Among them were messages from people in Russia. That means a lot. 

Among the Russians who went out during the recent protests and even more among those who provided legal and other aid to the victims were a lot of like-minded people who at the beginning of the war publicly marched for peace, condemned the annex­a­tion of Crimea and all these years held rallies in defense of Ukrainian political prisoners.

At the time, those people supported us. They went against the mili­taristic hysteria of the majority and put them­selves at great risk.

To walk through the center of Moscow with a huge poster “Hands off Ukraine!” is not compa­rable to protest in front of the Russian embassy in Kyiv. The cases of Daria Poliudova, Denis Bakholdin and other Russians who were impris­oned for supporting Ukraine are an eloquent confir­ma­tion of this.

I wrote these lines during the protests in the summer of 2019, which began after the Central Election Commis­sion of the Russian Feder­a­tion refused to register oppo­si­tion candi­dates to run in the Moscow City Duma elections. Never­the­less, we have such a situation now that it is worth retelling.
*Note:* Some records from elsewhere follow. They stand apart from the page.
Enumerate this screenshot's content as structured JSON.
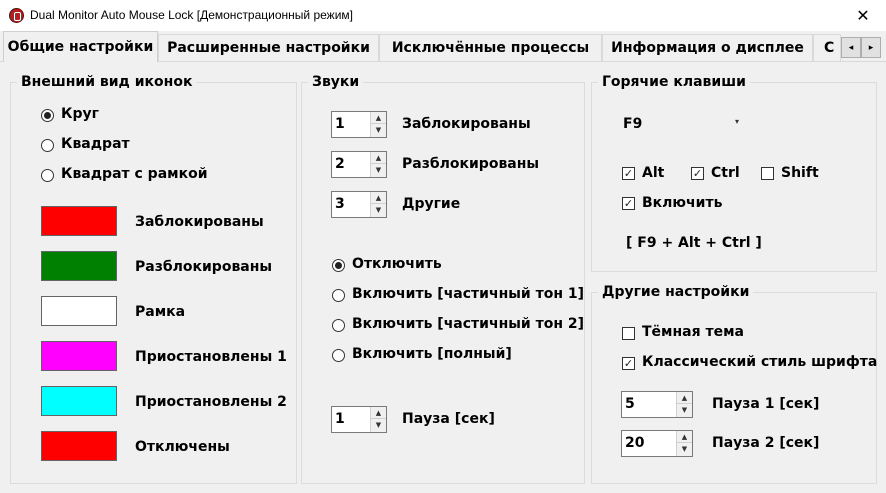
{
  "window": {
    "title": "Dual Monitor Auto Mouse Lock [Демонстрационный режим]",
    "close_glyph": "✕"
  },
  "tabs": [
    {
      "label": "Общие настройки",
      "active": true
    },
    {
      "label": "Расширенные настройки",
      "active": false
    },
    {
      "label": "Исключённые процессы",
      "active": false
    },
    {
      "label": "Информация о дисплее",
      "active": false
    },
    {
      "label": "С",
      "active": false
    }
  ],
  "tab_scroll": {
    "left": "◂",
    "right": "▸"
  },
  "icon_appearance": {
    "title": "Внешний вид иконок",
    "shapes": [
      {
        "label": "Круг",
        "checked": true
      },
      {
        "label": "Квадрат",
        "checked": false
      },
      {
        "label": "Квадрат с рамкой",
        "checked": false
      }
    ],
    "colors": [
      {
        "label": "Заблокированы",
        "color": "#ff0000"
      },
      {
        "label": "Разблокированы",
        "color": "#008000"
      },
      {
        "label": "Рамка",
        "color": "#ffffff"
      },
      {
        "label": "Приостановлены 1",
        "color": "#ff00ff"
      },
      {
        "label": "Приостановлены 2",
        "color": "#00ffff"
      },
      {
        "label": "Отключены",
        "color": "#ff0000"
      }
    ]
  },
  "sounds": {
    "title": "Звуки",
    "spinners": [
      {
        "value": "1",
        "label": "Заблокированы"
      },
      {
        "value": "2",
        "label": "Разблокированы"
      },
      {
        "value": "3",
        "label": "Другие"
      }
    ],
    "modes": [
      {
        "label": "Отключить",
        "checked": true
      },
      {
        "label": "Включить [частичный тон 1]",
        "checked": false
      },
      {
        "label": "Включить [частичный тон 2]",
        "checked": false
      },
      {
        "label": "Включить [полный]",
        "checked": false
      }
    ],
    "pause": {
      "value": "1",
      "label": "Пауза [сек]"
    }
  },
  "hotkeys": {
    "title": "Горячие клавиши",
    "key": "F9",
    "modifiers": [
      {
        "label": "Alt",
        "checked": true
      },
      {
        "label": "Ctrl",
        "checked": true
      },
      {
        "label": "Shift",
        "checked": false
      }
    ],
    "enable": {
      "label": "Включить",
      "checked": true
    },
    "combo_display": "[ F9 + Alt + Ctrl ]"
  },
  "other": {
    "title": "Другие настройки",
    "dark_theme": {
      "label": "Тёмная тема",
      "checked": false
    },
    "classic_font": {
      "label": "Классический стиль шрифта",
      "checked": true
    },
    "pause1": {
      "value": "5",
      "label": "Пауза 1 [сек]"
    },
    "pause2": {
      "value": "20",
      "label": "Пауза 2 [сек]"
    }
  },
  "glyphs": {
    "check": "✓",
    "spin_up": "▲",
    "spin_down": "▼",
    "dropdown": "▾"
  }
}
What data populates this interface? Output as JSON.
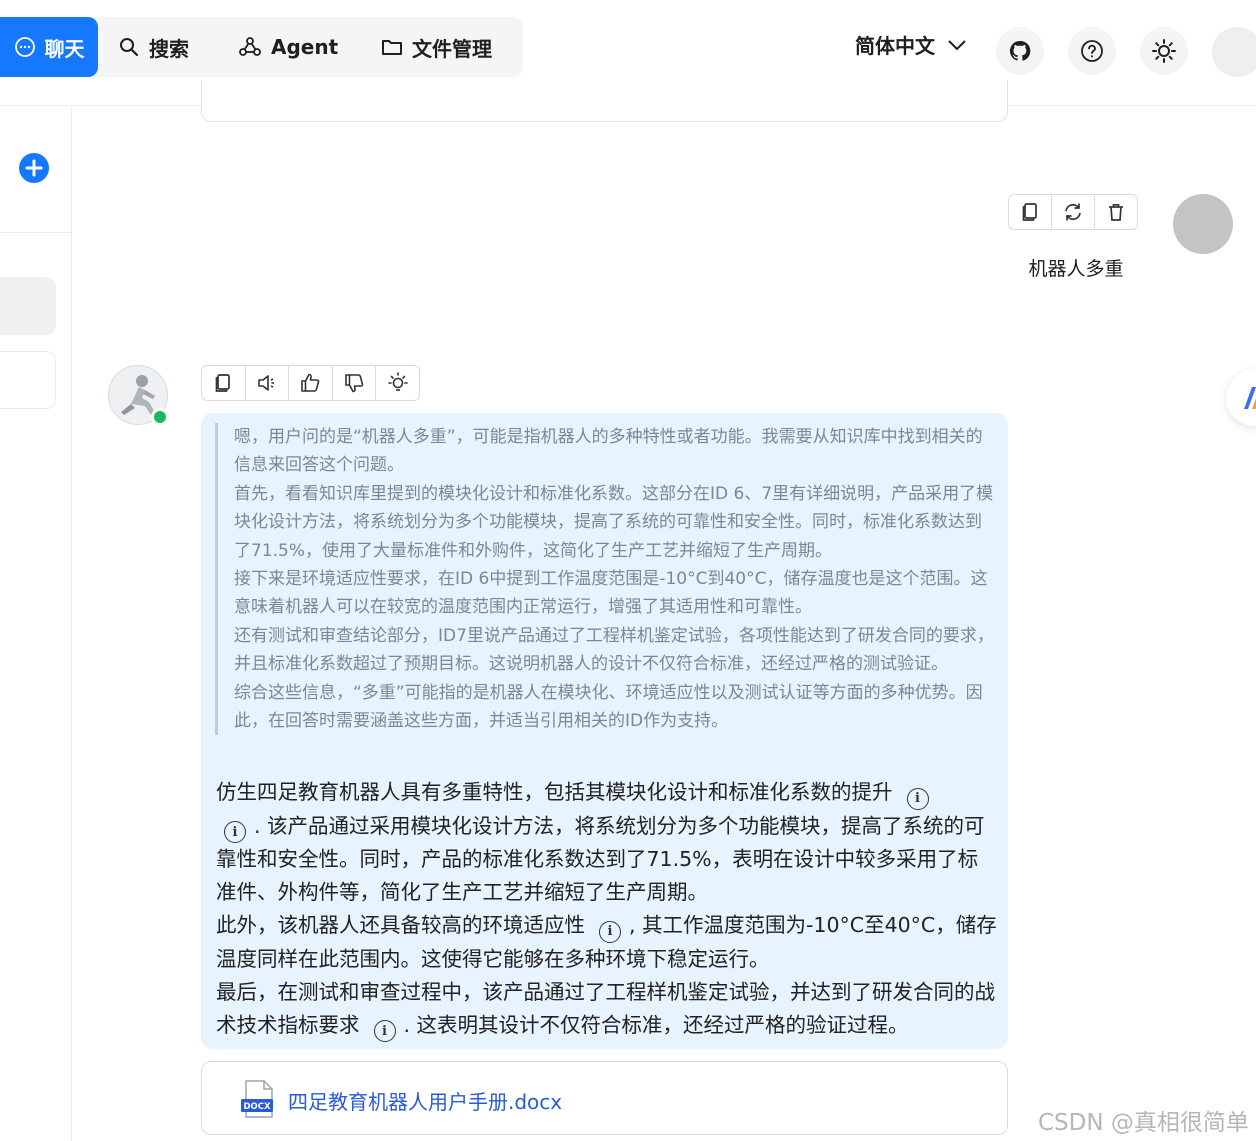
{
  "nav": {
    "chat_label": "聊天",
    "search_label": "搜索",
    "agent_label": "Agent",
    "files_label": "文件管理"
  },
  "header": {
    "language": "简体中文"
  },
  "user_message": {
    "text": "机器人多重"
  },
  "assistant": {
    "thinking": [
      "嗯，用户问的是“机器人多重”，可能是指机器人的多种特性或者功能。我需要从知识库中找到相关的信息来回答这个问题。",
      "首先，看看知识库里提到的模块化设计和标准化系数。这部分在ID 6、7里有详细说明，产品采用了模块化设计方法，将系统划分为多个功能模块，提高了系统的可靠性和安全性。同时，标准化系数达到了71.5%，使用了大量标准件和外购件，这简化了生产工艺并缩短了生产周期。",
      "接下来是环境适应性要求，在ID 6中提到工作温度范围是-10°C到40°C，储存温度也是这个范围。这意味着机器人可以在较宽的温度范围内正常运行，增强了其适用性和可靠性。",
      "还有测试和审查结论部分，ID7里说产品通过了工程样机鉴定试验，各项性能达到了研发合同的要求，并且标准化系数超过了预期目标。这说明机器人的设计不仅符合标准，还经过严格的测试验证。",
      "综合这些信息，“多重”可能指的是机器人在模块化、环境适应性以及测试认证等方面的多种优势。因此，在回答时需要涵盖这些方面，并适当引用相关的ID作为支持。"
    ],
    "answer": {
      "p1_a": "仿生四足教育机器人具有多重特性，包括其模块化设计和标准化系数的提升",
      "p1_b": ". 该产品通过采用模块化设计方法，将系统划分为多个功能模块，提高了系统的可靠性和安全性。同时，产品的标准化系数达到了71.5%，表明在设计中较多采用了标准件、外构件等，简化了生产工艺并缩短了生产周期。",
      "p2_a": "此外，该机器人还具备较高的环境适应性",
      "p2_b": ", 其工作温度范围为-10°C至40°C，储存温度同样在此范围内。这使得它能够在多种环境下稳定运行。",
      "p3_a": "最后，在测试和审查过程中，该产品通过了工程样机鉴定试验，并达到了研发合同的战术技术指标要求",
      "p3_b": ". 这表明其设计不仅符合标准，还经过严格的验证过程。",
      "cite_glyph": "i"
    },
    "file": {
      "badge": "DOCX",
      "name": "四足教育机器人用户手册.docx"
    }
  },
  "watermark": "CSDN @真相很简单",
  "colors": {
    "primary": "#1677ff",
    "answer_bg": "#e7f3fe",
    "online": "#19b85a",
    "file_link": "#2a5bd7"
  }
}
I do not share Alexei Navalny’s attitude to solving the problem of the Russian-occupied Crimea, which Ukrainians remember as the metaphor­ical “Crimea is not a sandwich”. I also consider his state­ments during the Russian-Georgian war inad­mis­sible. But Russia is not only the country of Putin or even Navalny, Russia is also the country of Sakharov. And this is worth remembering.

Above all, Ukrainian interests must be protected by Ukrainian politicians. 

It is strange to pass our problems on to someone else and rest all hopes on Navalny. Ukrainian politi­cians need to do it faith­fully, using their best efforts. Then the politi­cians of other countries will take us into account.

In the current condi­tions, Russia’s path to freedom and democracy will be hard. It requires patience and courage. And being honest with oneself to overcome imperial ambitions. To defeat the author­i­tarian regime, members of the nonvi­o­lent resis­tance need the support of still indif­ferent or propa­ganda-obsessed citizens. Russia is going to face the Duma elections and a new wave of protest activity in the fall. So now the struggle is not in the streets with the police. The struggle is for the hearts and minds of Russian citizens. I sincerely wish them success. “Russia will be free!”